Ob es nun ein tödliches Duell war oder ein Überfall, wie er oft als sagenhafter Ursprung bei diversen Steinkreuzen zu finden ist, könnte durch die Erklärung Schulenburgs sogar gelöst werden... doch lesen Sie selbst seine "Fußnote" zu folgendem Brauch:

 

"Wenn jemand irgendwo erschlagen war, haben die Vorübergehenden Zweige auf die Stelle geworfen."

 

"Eine solche Stelle heißt "toter Mann". Einen Toten Mann sah ich (1880) in freundlicher Begleitung des Försters H. Haiduschka in der herrschaftlich Weißkolmer Forst. Er liegt am Kreuzwege von Burghammer nach Weißkolm und von Riegel nach Geißlitz. Reisig und Zweige waren von den Vorübergehenden hingeworfen und bildeten den Grabhügel. Ein Fuhrmann hatte einen großen Würfel Schlacke (aus dem Eisenwerk zu Burghammer, wie sie in der Umgegend zum Bauen verwendet werden) hinzugefügt. Es heißt: vor hundert Jahren war ein reicher Schwarzviehhändler in Weißkolm, der wollte noch spät abends nach Burghammer. Das erfuhren Mörder und lauerten ihm am Kreuzweg auf. Um Mitternacht kam jemand. Den erschlugen sie und fanden nur drei Pfennige bei ihm, denn es war ein armer Handwerksbursche. Der reiche Schweinehändler aber hatte den Weg geändert und war nach Spremberg gegangen. Darum wirft noch jetzt ein jeder Reis auf die Stelle."

 

Den Brauch des Reisig hinwerfens findet man auch andernorts und es ist eine eigenständige Handlung, die ich bisher nie im Zusammenhang mit Sühne-oder Mordkreuzen fand. Auch die Erwähnung des "Schlackesteines" ist sehr interessant- denn es wird wohl keine Schlacke gewesen sein, die da lag...
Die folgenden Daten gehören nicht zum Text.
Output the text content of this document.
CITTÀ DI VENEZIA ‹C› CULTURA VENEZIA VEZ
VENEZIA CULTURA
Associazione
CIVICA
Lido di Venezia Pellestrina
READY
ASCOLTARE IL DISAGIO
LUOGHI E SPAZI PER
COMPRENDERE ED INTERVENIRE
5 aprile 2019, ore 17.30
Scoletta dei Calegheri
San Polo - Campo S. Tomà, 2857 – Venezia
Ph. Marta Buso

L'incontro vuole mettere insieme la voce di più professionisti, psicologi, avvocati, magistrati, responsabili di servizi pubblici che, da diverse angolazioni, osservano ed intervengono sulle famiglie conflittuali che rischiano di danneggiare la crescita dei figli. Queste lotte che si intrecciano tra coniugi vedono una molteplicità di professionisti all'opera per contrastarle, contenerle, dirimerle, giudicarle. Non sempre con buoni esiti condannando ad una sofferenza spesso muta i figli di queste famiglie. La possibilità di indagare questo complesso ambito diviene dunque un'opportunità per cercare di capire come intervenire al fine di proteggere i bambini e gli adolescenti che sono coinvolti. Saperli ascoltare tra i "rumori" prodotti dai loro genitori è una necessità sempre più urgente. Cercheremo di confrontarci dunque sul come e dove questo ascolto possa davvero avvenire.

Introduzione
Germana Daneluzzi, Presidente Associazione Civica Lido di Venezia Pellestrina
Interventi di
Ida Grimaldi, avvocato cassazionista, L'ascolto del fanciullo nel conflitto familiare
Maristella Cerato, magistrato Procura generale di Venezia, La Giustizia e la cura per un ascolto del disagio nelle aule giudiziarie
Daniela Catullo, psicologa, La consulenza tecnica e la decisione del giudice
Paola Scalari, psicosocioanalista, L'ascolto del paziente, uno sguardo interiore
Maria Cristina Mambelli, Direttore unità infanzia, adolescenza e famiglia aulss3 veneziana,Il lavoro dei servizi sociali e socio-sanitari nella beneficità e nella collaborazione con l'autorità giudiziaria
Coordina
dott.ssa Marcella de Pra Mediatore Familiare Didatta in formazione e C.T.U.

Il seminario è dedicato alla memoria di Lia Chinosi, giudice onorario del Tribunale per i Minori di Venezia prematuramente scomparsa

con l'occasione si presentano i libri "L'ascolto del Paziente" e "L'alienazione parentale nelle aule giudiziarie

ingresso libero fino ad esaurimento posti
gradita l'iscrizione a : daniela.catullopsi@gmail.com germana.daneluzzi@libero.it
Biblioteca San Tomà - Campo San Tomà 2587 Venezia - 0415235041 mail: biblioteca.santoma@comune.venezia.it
Warum? Schulenburg sagt selbst, das diese Steine zum Bauen verwendet wurden- das Abfallprodukt eines Eisenhammers wurde dafür aber nicht verwendet... es dürfte sich um einen ganz speziellen Stein handeln, der mich selbst vor kurzem näher beschäftigte und auch als "Schlacke" gedeutet worden war. Es handelt sich um Raseneisenerz, welches in der Lausitz in der Erde zu finden ist und je nach Eisengehalt eben von genau jenen Eisenhämmern verarbeitet wurde oder aber, bei geringerem Eisengehalt, zum Bauen. Schulenburg hatte wahrscheinlich, wie so viele von uns, noch nie einen solchen "Eisenstein" gesehen. Und wenn ich ganz ehrlich bin klingt die ganze Geschichte für mich so als hätte der Förster unserem lieben Schulenburg einen Bären aufgebunden, denn:

 

Reisig und Zweige an den Wegrand geworfen findet man auch noch heute- wenn der Wald gelichtet wird. Das anfallende Grün wird auf einem Stapel am Wegesrand aufgeworfen, um es später abzuholen. Sollten die Sorben etwa all die Jahrhunderte gar keiner Morde gedacht haben sondern ganz lapidar Reisig an gut erreichbaren Wegkreuzungen gesammelt haben- so, wie wir es heute auch noch tun? Und der behauene "Eisenstein" lag einfach irgendwo auf dem Weg und wurde dort hingeworfen, den konnte man dann auch abholen und verwenden? Dies wäre dann wohl die un-mystische Version der Geschichte, von der wohl nie ein Herr von Schulenburg berichtet hätte... Da die ganze Geschichte des "Duells" auch nicht so wirklich erklärbar ist und das Kreuz nach 1880 entstand, darf man sich wohl fragen, wer hier wen zu der Errichtung eines "Sühnekreuzes" inspirierte und wieviel Wahrheit wirklich hinter all dem steckt. Wahrheit und Sage liegen oft ganz nah beieinander.